And here's why this is a good thing.
The Mercedes-Benz EQC all-electric crossover has just had its official online debut and yet the automaker is already expressing some concerns regarding its eventual warranty costs. According to Automotive News Europe, the German automaker plans to gradually increase EQC production beginning next year in order to keep projected warranty costs in check.
“We want to be sure we deliver Mercedes quality from day one in all aspects, and we have to watch the warranty side for customers as well,” Schaefer told reporters on the sidelines of the vehicle’s official debut in Sweden on Wednesday. “We don’t want customers ending up at the mechanic later.”
Furthermore, “Slowing down the ramp-up is a tool to make sure we do it right, to address all the unknowns that an electric car brings.” Remember, this is somewhat new territory for the automaker, aside from the electrified version of the previous generation B-Class. The EQC was designed and engineered from the get-go to be an EV.

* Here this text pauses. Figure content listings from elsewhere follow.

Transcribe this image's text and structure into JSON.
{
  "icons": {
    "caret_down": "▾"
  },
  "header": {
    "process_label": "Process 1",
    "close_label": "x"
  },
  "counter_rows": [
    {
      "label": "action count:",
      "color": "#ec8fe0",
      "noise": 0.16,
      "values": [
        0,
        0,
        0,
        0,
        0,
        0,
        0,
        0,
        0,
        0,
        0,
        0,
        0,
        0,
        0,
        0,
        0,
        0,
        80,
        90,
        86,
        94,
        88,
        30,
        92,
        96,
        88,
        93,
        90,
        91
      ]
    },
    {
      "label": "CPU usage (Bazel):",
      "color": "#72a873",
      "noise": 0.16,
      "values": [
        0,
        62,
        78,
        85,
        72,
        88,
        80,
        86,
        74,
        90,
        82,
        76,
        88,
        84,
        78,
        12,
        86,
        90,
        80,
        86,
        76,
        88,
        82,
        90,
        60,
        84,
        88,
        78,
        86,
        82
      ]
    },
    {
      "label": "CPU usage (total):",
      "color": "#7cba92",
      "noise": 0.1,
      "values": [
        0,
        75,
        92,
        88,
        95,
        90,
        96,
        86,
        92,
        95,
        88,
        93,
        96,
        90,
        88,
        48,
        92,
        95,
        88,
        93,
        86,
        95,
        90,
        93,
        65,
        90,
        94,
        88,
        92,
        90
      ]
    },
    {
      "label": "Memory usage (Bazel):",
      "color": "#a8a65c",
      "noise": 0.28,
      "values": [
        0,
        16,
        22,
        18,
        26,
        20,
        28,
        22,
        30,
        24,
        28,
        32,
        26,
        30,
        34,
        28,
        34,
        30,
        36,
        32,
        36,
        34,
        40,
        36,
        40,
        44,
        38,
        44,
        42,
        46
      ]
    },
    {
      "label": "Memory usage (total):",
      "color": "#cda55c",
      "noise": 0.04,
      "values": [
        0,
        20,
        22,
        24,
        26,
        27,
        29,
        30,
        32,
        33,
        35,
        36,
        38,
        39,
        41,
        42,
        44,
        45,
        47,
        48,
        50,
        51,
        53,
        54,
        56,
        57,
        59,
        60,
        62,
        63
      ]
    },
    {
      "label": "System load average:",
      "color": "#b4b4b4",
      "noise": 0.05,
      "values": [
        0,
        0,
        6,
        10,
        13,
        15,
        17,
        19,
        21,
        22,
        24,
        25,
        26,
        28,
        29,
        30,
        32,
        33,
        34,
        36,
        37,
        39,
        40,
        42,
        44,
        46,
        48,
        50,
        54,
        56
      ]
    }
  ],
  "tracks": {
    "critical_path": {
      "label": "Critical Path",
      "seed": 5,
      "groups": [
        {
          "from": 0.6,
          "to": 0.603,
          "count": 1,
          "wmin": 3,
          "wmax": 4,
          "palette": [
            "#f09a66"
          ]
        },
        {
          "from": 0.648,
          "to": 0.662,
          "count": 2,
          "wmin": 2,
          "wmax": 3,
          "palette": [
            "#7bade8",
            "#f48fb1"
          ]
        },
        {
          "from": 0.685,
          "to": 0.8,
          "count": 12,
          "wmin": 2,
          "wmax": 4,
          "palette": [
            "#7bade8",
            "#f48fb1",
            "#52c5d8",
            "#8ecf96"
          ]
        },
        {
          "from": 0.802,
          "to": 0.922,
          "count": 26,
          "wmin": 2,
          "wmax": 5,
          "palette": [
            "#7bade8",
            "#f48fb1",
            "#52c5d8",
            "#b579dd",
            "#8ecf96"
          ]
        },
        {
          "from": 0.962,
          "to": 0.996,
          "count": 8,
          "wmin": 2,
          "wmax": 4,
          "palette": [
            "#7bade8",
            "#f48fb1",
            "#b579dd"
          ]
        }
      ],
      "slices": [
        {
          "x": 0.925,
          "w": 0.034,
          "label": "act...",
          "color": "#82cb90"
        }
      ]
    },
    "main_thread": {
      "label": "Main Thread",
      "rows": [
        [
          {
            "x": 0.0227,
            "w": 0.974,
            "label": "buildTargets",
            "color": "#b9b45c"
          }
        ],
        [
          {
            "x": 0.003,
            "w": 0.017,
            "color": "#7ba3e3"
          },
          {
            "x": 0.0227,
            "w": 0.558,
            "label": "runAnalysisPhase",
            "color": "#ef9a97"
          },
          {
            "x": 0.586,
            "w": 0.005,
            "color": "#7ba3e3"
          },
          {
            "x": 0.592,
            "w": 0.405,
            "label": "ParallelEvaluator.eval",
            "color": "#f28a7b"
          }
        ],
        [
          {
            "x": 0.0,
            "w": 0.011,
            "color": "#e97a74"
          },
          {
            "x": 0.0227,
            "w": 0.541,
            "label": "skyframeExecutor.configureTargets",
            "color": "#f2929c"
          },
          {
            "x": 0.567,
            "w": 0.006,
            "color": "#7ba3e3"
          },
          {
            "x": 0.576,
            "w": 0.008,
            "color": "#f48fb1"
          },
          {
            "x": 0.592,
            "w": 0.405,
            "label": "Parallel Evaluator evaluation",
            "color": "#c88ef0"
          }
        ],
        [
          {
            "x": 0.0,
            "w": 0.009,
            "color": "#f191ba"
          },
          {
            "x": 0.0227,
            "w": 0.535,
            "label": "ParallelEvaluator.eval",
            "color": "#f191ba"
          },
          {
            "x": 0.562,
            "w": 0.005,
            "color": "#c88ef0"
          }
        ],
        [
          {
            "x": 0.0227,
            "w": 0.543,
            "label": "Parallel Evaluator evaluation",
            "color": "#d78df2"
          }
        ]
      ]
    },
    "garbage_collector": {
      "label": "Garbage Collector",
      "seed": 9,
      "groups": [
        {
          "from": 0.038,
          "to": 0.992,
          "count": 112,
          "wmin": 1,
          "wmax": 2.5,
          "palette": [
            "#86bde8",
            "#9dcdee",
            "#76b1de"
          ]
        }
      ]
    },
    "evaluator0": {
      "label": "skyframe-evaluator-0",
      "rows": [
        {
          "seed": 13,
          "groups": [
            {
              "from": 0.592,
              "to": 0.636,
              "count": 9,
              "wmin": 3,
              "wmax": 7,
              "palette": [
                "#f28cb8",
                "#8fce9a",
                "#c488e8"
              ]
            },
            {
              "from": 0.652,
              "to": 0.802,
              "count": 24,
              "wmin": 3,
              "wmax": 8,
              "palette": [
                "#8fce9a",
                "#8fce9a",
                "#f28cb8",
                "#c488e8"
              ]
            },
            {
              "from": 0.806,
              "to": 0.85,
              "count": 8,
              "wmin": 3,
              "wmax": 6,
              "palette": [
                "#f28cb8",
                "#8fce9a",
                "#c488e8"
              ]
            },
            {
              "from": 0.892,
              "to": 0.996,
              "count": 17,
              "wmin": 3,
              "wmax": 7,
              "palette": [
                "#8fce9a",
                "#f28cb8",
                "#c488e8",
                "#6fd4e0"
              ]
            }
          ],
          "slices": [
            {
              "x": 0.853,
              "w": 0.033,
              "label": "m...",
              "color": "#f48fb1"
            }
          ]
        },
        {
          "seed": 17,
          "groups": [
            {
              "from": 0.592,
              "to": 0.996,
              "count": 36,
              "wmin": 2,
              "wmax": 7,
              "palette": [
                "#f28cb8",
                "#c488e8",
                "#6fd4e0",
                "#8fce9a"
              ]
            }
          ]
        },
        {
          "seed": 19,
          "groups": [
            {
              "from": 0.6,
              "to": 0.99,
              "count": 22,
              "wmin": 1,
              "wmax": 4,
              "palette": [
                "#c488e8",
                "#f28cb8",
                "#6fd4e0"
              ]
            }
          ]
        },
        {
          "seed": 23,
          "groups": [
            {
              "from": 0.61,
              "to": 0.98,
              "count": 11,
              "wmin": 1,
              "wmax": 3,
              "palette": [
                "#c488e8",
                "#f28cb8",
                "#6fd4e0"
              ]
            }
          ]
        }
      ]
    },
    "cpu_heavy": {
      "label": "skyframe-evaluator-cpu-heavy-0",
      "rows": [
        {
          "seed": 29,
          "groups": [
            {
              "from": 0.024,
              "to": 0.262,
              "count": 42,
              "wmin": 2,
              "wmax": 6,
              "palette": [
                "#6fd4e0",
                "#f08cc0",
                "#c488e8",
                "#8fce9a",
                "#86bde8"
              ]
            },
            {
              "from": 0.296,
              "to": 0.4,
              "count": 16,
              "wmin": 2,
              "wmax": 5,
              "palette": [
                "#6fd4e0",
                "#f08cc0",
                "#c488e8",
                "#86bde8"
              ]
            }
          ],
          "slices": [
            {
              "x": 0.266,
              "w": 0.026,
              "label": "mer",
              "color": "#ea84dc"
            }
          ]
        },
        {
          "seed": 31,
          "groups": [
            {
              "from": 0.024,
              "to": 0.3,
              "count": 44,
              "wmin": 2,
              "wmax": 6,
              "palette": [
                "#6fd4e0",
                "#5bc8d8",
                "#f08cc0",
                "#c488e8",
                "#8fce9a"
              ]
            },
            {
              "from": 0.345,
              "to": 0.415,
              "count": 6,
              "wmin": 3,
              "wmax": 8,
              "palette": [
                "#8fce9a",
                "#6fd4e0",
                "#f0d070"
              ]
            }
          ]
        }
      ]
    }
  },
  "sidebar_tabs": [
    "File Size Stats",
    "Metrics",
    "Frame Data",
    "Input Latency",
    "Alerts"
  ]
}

Fortunately, Mercedes has not reported any issues at its battery-pack plant in Kamenz, Germany, so take this is an early good sign. Clearly Mercedes does not want to take any chances that could potentially damage its electric vehicle reputation. Building an EV at a large scale for the first time is a challenging task.
For example, Schaefer is already worried about potential battery problems. “This is the heart of the electric vehicle, which is very much in charge of safety and performance of the vehicle as well as long life and costs,” he said. But what really concerns him most (and likely Mercedes as a whole, too) is supply chain issues.
“There are hundreds of components that have to come together from various new suppliers, Tier 2 and Tier 3, which are in the background, and we have to see their performance.” But what once all of this has hopefully been worked out, Schaefer is not particularly concerned about achieving higher production rates in order to meet demand.
And remember, the EQC is only the automaker’s first EV, so it’s also a test case that can iron out any number of issues that could later interfere with mass EV production.